Segundo Ana João Pissarra é preciso ter em conta que a quimioterapia, enquanto tratamento, “engloba vários tipos de fármacos” e “os efeitos podem ser um pouco mais específicos” dependendo do grupo de medicamentos utilizado.

Tal como se refere num texto do balcão digital do Serviço Nacional de Saúde (SNS 24), a quimioterapia pode ser administrada “oralmente (comprimidos)” e “por via endovenosa (através de um cateter colocado numa veia)”.

Cláudia Vieira refere que “os efeitos secundários mais frequentes” da quimioterapia são “o cansaço, a perda de apetite, os enjoos, as náuseas e os vómitos” (ver também aqui e aqui).

O tratamento pode também causar “alterações a nível da mucosa oral” e aumentar a probabilidade de o doente “desenvolver aftas na boca”, aponta Ana João Pissarra.

A nível gastrointestinal, a quimioterapia pode ainda “causar diarreia ou obstipação”. 

É comum a ideia de que “a quimioterapia faz cair o cabelo” e, segundo as duas oncologistas, alguns grupos de fármacos podem, de facto, provocar esse efeito secundário.

Outro efeito muito comum neste contexto prende-se com “alterações a nível do sangue”, salienta Ana João Pissarra.

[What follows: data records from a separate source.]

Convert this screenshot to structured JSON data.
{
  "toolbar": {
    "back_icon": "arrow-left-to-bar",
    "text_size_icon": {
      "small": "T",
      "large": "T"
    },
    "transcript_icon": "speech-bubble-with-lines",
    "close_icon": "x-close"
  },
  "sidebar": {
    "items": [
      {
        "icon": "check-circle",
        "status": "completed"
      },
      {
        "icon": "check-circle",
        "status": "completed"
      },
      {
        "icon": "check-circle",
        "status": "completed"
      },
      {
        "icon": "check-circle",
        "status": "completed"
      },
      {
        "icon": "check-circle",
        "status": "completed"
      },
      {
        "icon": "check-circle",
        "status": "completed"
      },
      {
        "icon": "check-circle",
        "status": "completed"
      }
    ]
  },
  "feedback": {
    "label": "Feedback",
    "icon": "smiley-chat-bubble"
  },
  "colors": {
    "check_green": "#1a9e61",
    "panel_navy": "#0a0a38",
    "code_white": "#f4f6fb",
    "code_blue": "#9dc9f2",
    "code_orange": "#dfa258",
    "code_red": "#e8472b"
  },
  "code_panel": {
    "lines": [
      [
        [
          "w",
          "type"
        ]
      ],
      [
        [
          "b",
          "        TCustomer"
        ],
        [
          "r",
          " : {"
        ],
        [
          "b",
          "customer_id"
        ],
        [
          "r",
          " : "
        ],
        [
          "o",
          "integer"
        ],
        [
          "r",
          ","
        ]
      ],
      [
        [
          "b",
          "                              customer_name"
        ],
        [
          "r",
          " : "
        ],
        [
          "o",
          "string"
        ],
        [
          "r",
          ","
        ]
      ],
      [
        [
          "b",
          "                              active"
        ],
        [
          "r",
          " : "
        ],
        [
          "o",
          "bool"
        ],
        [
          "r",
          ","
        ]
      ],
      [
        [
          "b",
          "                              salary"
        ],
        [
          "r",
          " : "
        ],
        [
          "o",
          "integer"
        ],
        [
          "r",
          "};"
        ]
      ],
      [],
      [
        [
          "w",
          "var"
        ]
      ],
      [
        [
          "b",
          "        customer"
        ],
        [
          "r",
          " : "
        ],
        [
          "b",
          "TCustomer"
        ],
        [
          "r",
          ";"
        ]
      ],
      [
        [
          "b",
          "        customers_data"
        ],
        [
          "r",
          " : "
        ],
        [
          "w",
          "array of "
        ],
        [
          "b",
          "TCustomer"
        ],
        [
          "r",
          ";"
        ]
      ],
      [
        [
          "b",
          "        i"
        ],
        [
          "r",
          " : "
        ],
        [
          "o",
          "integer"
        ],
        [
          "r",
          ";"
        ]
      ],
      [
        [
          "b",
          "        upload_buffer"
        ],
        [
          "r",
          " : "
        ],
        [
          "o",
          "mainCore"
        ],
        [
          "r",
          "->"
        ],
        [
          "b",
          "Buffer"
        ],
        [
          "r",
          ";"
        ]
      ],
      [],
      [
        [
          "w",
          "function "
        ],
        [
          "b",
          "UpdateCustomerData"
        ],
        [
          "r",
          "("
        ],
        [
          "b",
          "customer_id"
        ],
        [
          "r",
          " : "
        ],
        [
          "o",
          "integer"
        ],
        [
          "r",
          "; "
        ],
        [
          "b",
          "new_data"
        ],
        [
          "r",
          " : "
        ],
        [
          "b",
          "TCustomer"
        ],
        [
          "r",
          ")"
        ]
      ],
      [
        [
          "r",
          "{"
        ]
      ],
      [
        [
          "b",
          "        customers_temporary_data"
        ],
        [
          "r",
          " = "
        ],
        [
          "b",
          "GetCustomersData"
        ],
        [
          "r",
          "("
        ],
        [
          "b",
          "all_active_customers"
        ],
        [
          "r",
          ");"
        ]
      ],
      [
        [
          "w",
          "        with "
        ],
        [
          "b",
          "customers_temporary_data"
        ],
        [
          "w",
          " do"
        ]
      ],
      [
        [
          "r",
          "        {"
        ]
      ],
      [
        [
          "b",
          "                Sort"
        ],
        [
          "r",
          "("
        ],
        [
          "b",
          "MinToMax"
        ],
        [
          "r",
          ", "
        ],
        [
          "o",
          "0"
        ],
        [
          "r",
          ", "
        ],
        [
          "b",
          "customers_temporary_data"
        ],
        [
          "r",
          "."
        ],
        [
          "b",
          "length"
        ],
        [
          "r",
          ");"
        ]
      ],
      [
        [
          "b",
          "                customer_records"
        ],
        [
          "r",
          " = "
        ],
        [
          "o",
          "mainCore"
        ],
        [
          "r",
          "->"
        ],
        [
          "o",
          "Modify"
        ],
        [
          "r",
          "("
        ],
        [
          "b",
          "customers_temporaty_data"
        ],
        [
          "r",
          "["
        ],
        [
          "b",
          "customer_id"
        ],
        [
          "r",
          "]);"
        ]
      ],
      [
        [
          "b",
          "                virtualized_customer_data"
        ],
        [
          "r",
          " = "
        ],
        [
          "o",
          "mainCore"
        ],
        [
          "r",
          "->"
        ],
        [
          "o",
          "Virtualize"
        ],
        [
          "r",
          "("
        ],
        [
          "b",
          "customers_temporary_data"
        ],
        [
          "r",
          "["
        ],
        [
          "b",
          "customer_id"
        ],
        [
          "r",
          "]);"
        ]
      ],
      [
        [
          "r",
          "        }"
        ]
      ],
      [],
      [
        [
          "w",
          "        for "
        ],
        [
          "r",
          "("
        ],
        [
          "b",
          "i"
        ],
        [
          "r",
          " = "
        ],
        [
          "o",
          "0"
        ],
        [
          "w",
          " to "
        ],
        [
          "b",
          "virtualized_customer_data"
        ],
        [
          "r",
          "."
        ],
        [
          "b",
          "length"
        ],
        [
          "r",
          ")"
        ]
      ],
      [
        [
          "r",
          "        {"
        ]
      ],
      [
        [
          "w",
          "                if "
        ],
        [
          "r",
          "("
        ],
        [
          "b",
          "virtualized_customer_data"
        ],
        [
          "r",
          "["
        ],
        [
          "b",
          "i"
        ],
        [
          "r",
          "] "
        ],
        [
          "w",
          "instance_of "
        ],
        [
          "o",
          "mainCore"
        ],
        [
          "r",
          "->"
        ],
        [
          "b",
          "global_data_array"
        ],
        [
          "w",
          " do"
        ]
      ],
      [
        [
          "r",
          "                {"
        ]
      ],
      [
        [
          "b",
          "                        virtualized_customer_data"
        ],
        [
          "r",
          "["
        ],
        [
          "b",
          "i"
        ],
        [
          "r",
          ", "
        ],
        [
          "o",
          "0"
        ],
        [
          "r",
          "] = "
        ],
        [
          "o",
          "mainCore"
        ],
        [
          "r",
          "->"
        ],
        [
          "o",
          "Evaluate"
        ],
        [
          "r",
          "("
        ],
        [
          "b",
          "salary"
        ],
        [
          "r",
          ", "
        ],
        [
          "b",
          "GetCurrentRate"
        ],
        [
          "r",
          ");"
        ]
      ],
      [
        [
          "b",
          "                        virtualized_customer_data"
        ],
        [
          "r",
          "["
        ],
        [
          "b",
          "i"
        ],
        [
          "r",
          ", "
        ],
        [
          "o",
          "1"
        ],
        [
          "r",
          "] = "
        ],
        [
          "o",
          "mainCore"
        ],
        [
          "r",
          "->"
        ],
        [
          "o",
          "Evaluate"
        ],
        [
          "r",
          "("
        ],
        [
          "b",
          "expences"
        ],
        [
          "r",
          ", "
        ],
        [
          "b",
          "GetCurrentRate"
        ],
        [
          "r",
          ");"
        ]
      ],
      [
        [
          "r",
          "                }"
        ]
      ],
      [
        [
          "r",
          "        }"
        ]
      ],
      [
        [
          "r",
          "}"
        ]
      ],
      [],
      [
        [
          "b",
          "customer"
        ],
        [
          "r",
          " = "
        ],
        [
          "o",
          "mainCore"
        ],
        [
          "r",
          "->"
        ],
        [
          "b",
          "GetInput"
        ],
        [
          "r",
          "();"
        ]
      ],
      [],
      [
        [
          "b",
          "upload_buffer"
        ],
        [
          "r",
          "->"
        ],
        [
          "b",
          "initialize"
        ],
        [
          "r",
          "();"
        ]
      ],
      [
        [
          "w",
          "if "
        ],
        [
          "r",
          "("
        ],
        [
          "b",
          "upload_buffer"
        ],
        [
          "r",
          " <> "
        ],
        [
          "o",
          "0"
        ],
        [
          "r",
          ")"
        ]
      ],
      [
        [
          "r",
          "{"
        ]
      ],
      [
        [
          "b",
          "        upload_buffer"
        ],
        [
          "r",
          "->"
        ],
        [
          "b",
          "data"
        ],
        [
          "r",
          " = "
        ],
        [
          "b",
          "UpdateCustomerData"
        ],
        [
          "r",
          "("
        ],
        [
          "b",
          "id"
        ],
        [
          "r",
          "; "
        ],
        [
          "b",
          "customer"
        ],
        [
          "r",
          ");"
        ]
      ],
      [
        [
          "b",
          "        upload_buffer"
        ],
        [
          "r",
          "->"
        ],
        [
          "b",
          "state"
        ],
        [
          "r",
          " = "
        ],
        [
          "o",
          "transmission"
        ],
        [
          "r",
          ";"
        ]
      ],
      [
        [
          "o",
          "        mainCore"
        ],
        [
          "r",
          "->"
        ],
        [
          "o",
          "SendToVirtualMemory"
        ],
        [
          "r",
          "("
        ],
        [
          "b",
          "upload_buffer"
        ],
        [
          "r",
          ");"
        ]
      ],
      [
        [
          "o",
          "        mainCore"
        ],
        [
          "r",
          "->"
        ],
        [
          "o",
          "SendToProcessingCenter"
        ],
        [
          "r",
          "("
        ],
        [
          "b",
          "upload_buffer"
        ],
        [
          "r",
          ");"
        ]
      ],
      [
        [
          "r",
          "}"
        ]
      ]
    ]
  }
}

É habitual verificar-se “anemia, baixa de plaquetas e baixa de glóbulos brancos”.

A anemia, sobretudo, “pode dar o tal cansaço, um dos sintomas mais frequentes enquanto se faz quimioterapia”.

A alteração no nível de plaquetas “pode provocar hemorragias com mais facilidade”, na gengiva e no nariz, por exemplo.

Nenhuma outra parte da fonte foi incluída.